¿Hasta dónde había llegado su padre, qué distancia había recorrido llevado por las dudas que ella consideraba tentaciones del Maligno? Deseaba saberlo pero no se lo habría preguntado por nada del mundo.
La mañana despejada y fresca hizo que su madre se sintiera especialmente bien y animada a la hora del desayuno. Siguió hablando y planeando las buenas obras del pueblo, ajena al silencio de su esposo y a las respuestas monosilábicas de Margaret. El señor Hale se levantó antes de que recogieran la mesa. Posó una mano en ella como para apoyarse.
—No volveré hasta la noche. Voy al campo de Bracy y pediré al granjero Dobson que me dé algo de comer. Volveré a las siete para la cena.
No miró a ninguna de las dos, pero Margaret entendió lo que quería decir: a las siete tenía que haberle dado ya la noticia a su madre. El señor Hale habría esperado a hacerlo a las seis y media, pero Margaret no era de la misma pasta que él. Ella no podía aguantar aquella carga todo el día, prefería pasar el peor trago cuanto antes. El día sería demasiado corto para consolar a su madre. Pero mientras estaba de pie junto a la ventana, pensando cómo empezar y esperando que la sirvienta saliera de la habitación, su madre subió a arreglarse para ir a la escuela. Bajó preparada para marcharse, más animada de lo habitual.
—Mamá, ven conmigo al jardín esta mañana. Demos sólo una vuelta —le dijo Margaret, rodeándole la cintura con un brazo.
Pasaron por la puerta vidriera abierta. La señora Hale dijo algo. Margaret no la entendió, se fijó en una abeja que entraba en una campanilla: cuando saliera con su botín, empezaría, ésa sería la señal… Salió.
—¡Mamá! ¡Papá va a dejar Helstone! —dijo bruscamente—. Va a dejar la Iglesia y se irá a vivir a Milton del Norte.
Ya estaban los tres hechos innegables, apenas explicables.
—¿Por qué dices eso, Margaret? —preguntó la señora Hale, sorprendida e incrédula—. ¿Quién te ha dicho semejante insensatez?
—Papá, él mismo —contestó Margaret, deseando añadir algo amable y consolador, pero sin saber cómo hacerlo. Llegaron al banco del jardín. La señora Hale se sentó y se echó a llorar.
—No te comprendo —dijo—. O has cometido un grave error o no te entiendo en absoluto.
—No, madre, no he cometido ningún error. Papá ha escrito al obispo comunicándole que tiene tales dudas que en conciencia no puede seguir siendo pastor de la Iglesia anglicana y que tiene que abandonar Helstone. Ha consultado también al señor Bell, el padrino de Frederick, ya sabes, mamá. Y se ha decidido que vayamos a vivir a Milton del Norte.
La señora Hale no apartó la mirada de la cara de su hija mientras hablaba: su tristeza le indicaba que al menos ella creía que era verdad lo que le estaba diciendo.
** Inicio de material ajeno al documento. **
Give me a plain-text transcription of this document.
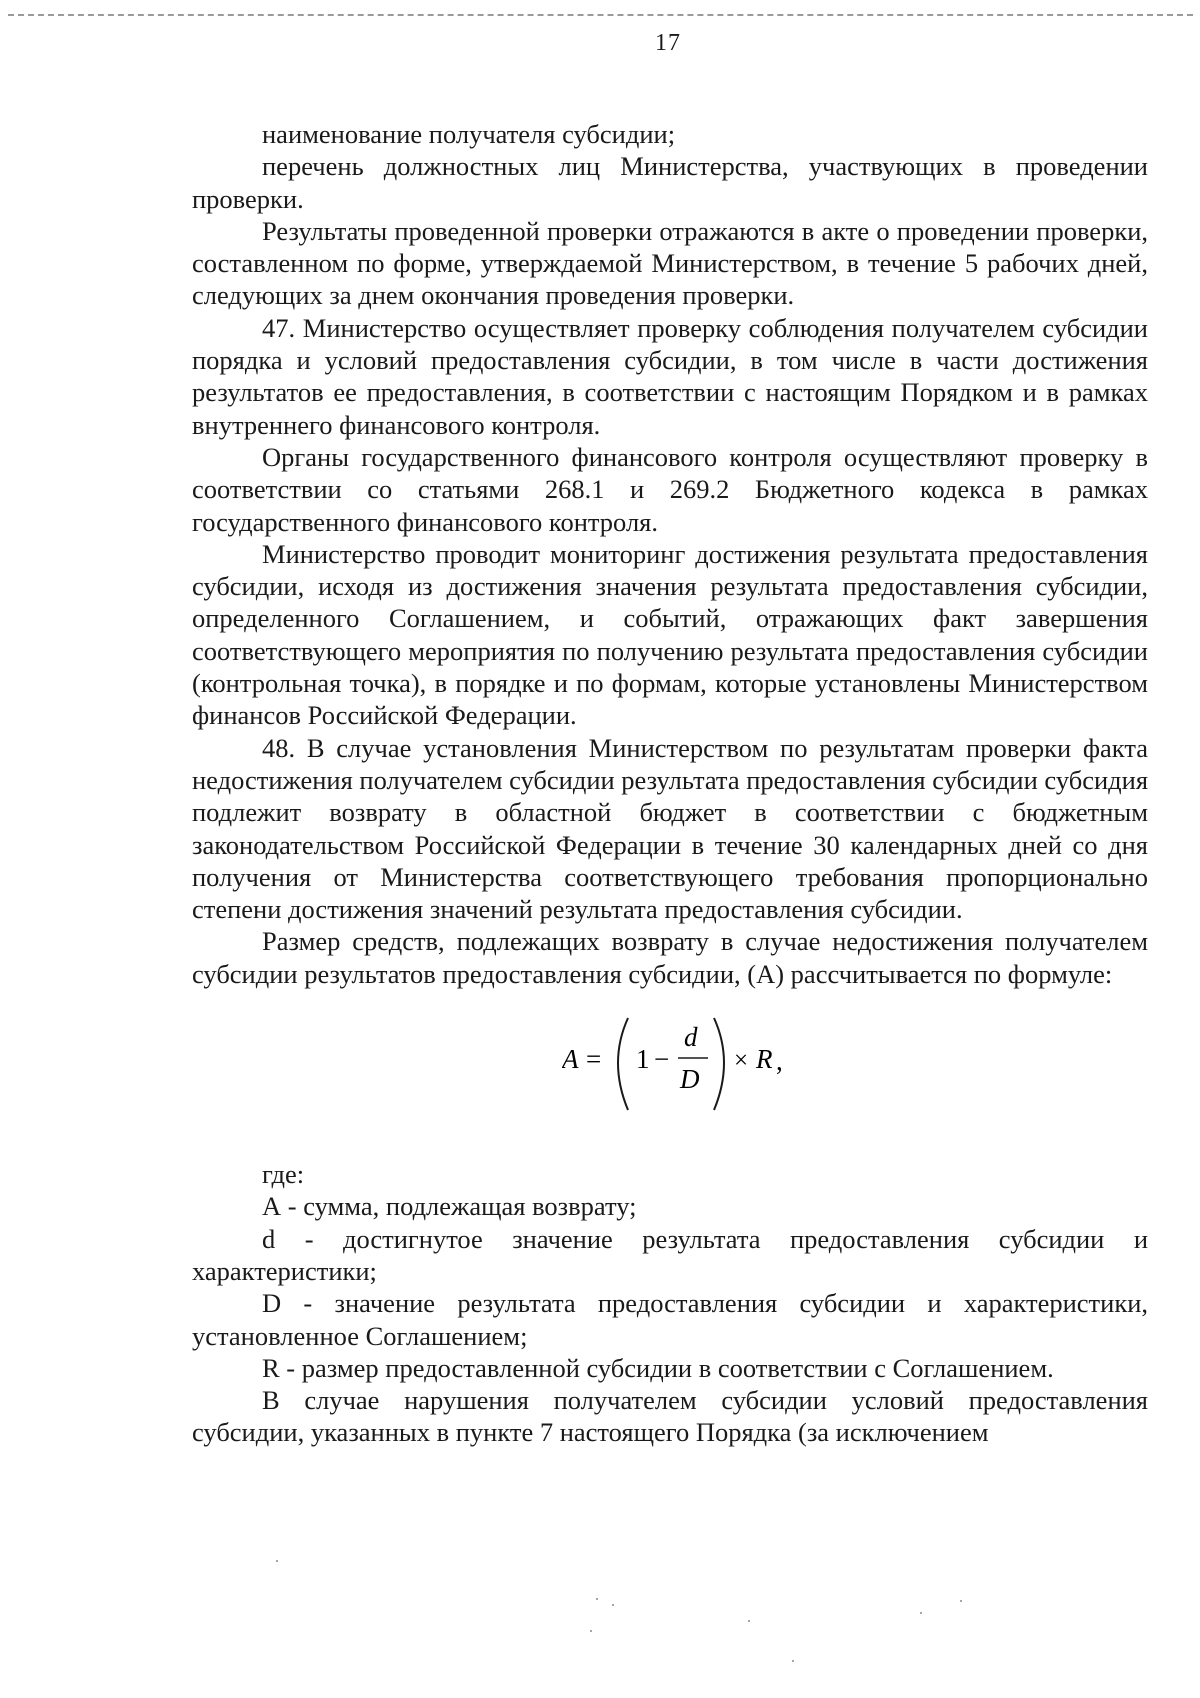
17

наименование получателя субсидии;

перечень должностных лиц Министерства, участвующих в проведении проверки.

Результаты проведенной проверки отражаются в акте о проведении проверки, составленном по форме, утверждаемой Министерством, в течение 5 рабочих дней, следующих за днем окончания проведения проверки.

47. Министерство осуществляет проверку соблюдения получателем субсидии порядка и условий предоставления субсидии, в том числе в части достижения результатов ее предоставления, в соответствии с настоящим Порядком и в рамках внутреннего финансового контроля.

Органы государственного финансового контроля осуществляют проверку в соответствии со статьями 268.1 и 269.2 Бюджетного кодекса в рамках государственного финансового контроля.

Министерство проводит мониторинг достижения результата предоставления субсидии, исходя из достижения значения результата предоставления субсидии, определенного Соглашением, и событий, отражающих факт завершения соответствующего мероприятия по получению результата предоставления субсидии (контрольная точка), в порядке и по формам, которые установлены Министерством финансов Российской Федерации.

48. В случае установления Министерством по результатам проверки факта недостижения получателем субсидии результата предоставления субсидии субсидия подлежит возврату в областной бюджет в соответствии с бюджетным законодательством Российской Федерации в течение 30 календарных дней со дня получения от Министерства соответствующего требования пропорционально степени достижения значений результата предоставления субсидии.

Размер средств, подлежащих возврату в случае недостижения получателем субсидии результатов предоставления субсидии, (А) рассчитывается по формуле:

A = 1 −
d
D
× R ,

где:

А - сумма, подлежащая возврату;

d - достигнутое значение результата предоставления субсидии и характеристики;

D - значение результата предоставления субсидии и характеристики, установленное Соглашением;

R - размер предоставленной субсидии в соответствии с Соглашением.

В случае нарушения получателем субсидии условий предоставления субсидии, указанных в пункте 7 настоящего Порядка (за исключением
—No puedo creerle —dijo la señora Hale al fin—. Si fuese cierto me lo habría dicho antes de llegar a este punto.
Margaret estaba plenamente convencida de que su madre tendría que haber sido informada de todo: fueran cuales fuesen sus quejas y lamentaciones, no estaba bien que su padre dejara que se enterase de su cambio de opinión y de su inminente cambio de vida por su propia hija, que sabía más que ella de todo aquello. Margaret se sentó junto a su madre, le hizo apoyar la cabeza en su pecho e inclinó sus suaves mejillas cariñosamente para acariciarle la cara.
—¡Queridísima mamá! Nos asustaba tanto darte un disgusto… Papá estaba tan preocupado…, sabes que no eres fuerte y habrías tenido que pasar por una terrible tensión.
—¿Cuándo te lo explicó a ti, Margaret?
—Ayer, mamá. Ayer mismo —repuso Margaret, detectando los celos que habían provocado la pregunta—. ¡Pobre papá! —añadió, tratando de desviar los pensamientos de su madre hacia la comprensión compasiva de todo lo que había pasado su padre. La señora Hale levantó la cabeza.
—¿Qué quiere decir con lo de que tiene dudas? —preguntó—. Estoy segura de que no se refiere a que piensa de otro modo, que sabe más que la propia Iglesia.
Margaret movió la cabeza con los ojos llenos de lágrimas, pues su madre había puesto el dedo en la llaga de su propio pesar.
—¿No puede hacerle entrar en razón el obispo? —preguntó la señora Hale, casi impaciente.
—Me temo que no —dijo Margaret—. Pero no se lo pregunté. No hubiera soportado lo que pudiera contestarme.